Some critics argue that the cognitive and emotional aspects of predator avoidance remain uncertain. In a 2009 paper on predation risk and elk reproduction, Scott Creel, John A. Winnie, and David Christianson wrote that this uncertainty applied to "virtually all studies of 'the ecology of fear'".

== Landscape of fear ==
The landscape of fear is a related model describing how animals perceive spatial variation in predation risk. It proposes that prey behaviour is shaped by areas of greater or lesser danger within a landscape.

== Relationship to post-traumatic stress disorder ==
A 2011 paper described exposure to predators as a life-threatening psychological stressor used in animal models of post-traumatic stress disorder (PTSD). The authors suggested that ecologists and neuroscientists could collaborate in studying the neurological effects of predator-induced fear and stress in wild animals.
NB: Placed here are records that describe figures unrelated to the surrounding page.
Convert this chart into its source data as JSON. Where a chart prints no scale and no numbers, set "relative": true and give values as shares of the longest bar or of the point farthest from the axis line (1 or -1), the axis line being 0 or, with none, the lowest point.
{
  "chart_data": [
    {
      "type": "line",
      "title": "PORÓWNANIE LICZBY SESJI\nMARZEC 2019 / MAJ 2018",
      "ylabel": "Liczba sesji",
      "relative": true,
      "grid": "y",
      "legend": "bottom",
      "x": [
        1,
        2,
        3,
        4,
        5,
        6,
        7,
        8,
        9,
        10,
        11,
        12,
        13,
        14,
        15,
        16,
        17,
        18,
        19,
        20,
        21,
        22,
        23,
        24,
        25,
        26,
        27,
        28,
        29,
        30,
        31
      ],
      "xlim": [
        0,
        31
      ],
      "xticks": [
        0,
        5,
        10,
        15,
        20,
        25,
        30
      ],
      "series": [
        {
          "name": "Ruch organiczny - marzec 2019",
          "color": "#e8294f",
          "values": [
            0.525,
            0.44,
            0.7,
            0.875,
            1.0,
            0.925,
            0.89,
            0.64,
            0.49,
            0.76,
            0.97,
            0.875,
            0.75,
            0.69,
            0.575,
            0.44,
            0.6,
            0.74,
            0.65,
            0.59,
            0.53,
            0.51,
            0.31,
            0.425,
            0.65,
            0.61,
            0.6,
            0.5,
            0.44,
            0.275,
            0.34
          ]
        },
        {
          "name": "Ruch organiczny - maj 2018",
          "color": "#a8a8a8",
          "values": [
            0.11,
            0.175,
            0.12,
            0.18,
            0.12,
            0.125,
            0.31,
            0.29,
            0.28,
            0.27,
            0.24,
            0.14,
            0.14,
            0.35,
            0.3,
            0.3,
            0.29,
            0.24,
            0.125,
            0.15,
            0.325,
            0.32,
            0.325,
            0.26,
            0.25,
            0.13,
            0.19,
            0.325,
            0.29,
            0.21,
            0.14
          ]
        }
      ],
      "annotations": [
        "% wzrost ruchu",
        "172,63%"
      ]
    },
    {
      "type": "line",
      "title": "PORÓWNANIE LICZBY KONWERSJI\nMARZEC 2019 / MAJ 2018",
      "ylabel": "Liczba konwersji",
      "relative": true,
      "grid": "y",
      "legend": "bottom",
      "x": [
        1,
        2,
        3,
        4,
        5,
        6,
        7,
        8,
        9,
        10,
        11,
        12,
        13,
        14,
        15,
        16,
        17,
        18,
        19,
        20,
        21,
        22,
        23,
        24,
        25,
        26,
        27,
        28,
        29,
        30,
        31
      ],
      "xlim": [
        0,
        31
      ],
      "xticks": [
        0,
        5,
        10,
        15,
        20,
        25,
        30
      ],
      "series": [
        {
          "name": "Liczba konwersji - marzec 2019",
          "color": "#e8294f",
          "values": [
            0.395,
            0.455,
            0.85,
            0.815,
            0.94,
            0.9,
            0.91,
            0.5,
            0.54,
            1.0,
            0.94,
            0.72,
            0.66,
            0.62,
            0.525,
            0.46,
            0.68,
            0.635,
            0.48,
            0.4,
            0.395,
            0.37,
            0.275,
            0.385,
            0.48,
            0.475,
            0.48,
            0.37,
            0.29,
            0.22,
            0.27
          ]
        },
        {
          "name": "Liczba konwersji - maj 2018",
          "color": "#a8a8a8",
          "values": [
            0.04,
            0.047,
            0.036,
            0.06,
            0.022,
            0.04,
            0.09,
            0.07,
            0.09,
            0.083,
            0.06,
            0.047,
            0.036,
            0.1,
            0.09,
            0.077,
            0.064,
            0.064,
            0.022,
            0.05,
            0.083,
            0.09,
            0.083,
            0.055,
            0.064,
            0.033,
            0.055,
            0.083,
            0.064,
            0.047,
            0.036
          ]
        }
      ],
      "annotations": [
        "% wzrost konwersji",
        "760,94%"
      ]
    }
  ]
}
In 2019, a study reported lasting behavioural effects and PTSD-like changes in the brains of wild animals following fear-inducing interactions with predators.

== Human impact ==
Studies have found that fear of humans can affect animal behaviour. Research discussed in Smithsonian Magazine reported that fear of humans can affect apex predators such as pumas.

The moral philosopher Oscar Horta has argued against some predator reintroductions, contending that they can conflict with the well-being and interests of animals already living in the area by creating or increasing fear and predation risk.